Au reste ces bonzes sont répandus par tout l’empire. Ce sont des gens du pays, qu’on élève dans ce métier dès leur plus tendre jeunesse. Ces scélérats, pour perpétuer leur secte, achètent de jeunes enfants de sept à huit ans, dont ils font de petits bonzes, qu’ils instruisent pendant quinze ou vingt ans pour leur succéder. Ils sont presque tous très ignorants, et il y en a peu qui sachent les principes de la doctrine de leur secte.

Tous les bonzes ne sont pas également célèbres : il y en a, pour ainsi dire, de tout étage : les uns ont l’emploi de quêter : les autres, en très petit nombre, qui ont acquis la connaissance des livres, et qui parlent poliment, sont chargés de visiter les lettrés, et de s’insinuer chez les mandarins.
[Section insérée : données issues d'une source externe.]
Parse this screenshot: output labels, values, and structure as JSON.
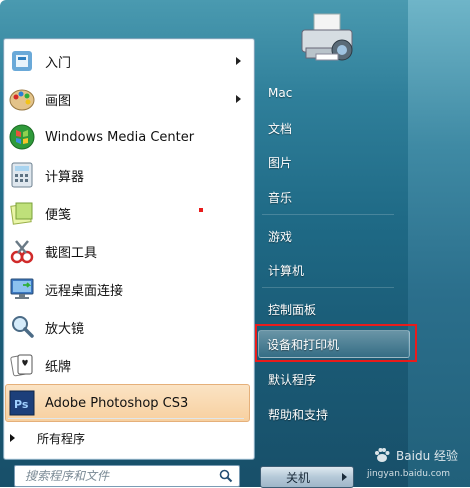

Il y a parmi eux des vieillards vénérables ; ce sont ceux-là qui président aux assemblées des femmes. Ces assemblées sont néanmoins très rares, et ne se pratiquent pas partout.

De plus, bien que les bonzes n’aient pas une hiérarchie parfaite, ils ont cependant des supérieurs qu’ils appellent Ta ho chang, c’est-à-dire, Grands bonzes ; et ce rang où on les élève, ajoute beaucoup à la réputation que leur âge, leur extérieur grave et modeste, et leur hypocrisie leur avait acquise. On trouve partout des monastères de ces bonzes ; mais tous ne sont pas également fréquentés par le concours des peuples.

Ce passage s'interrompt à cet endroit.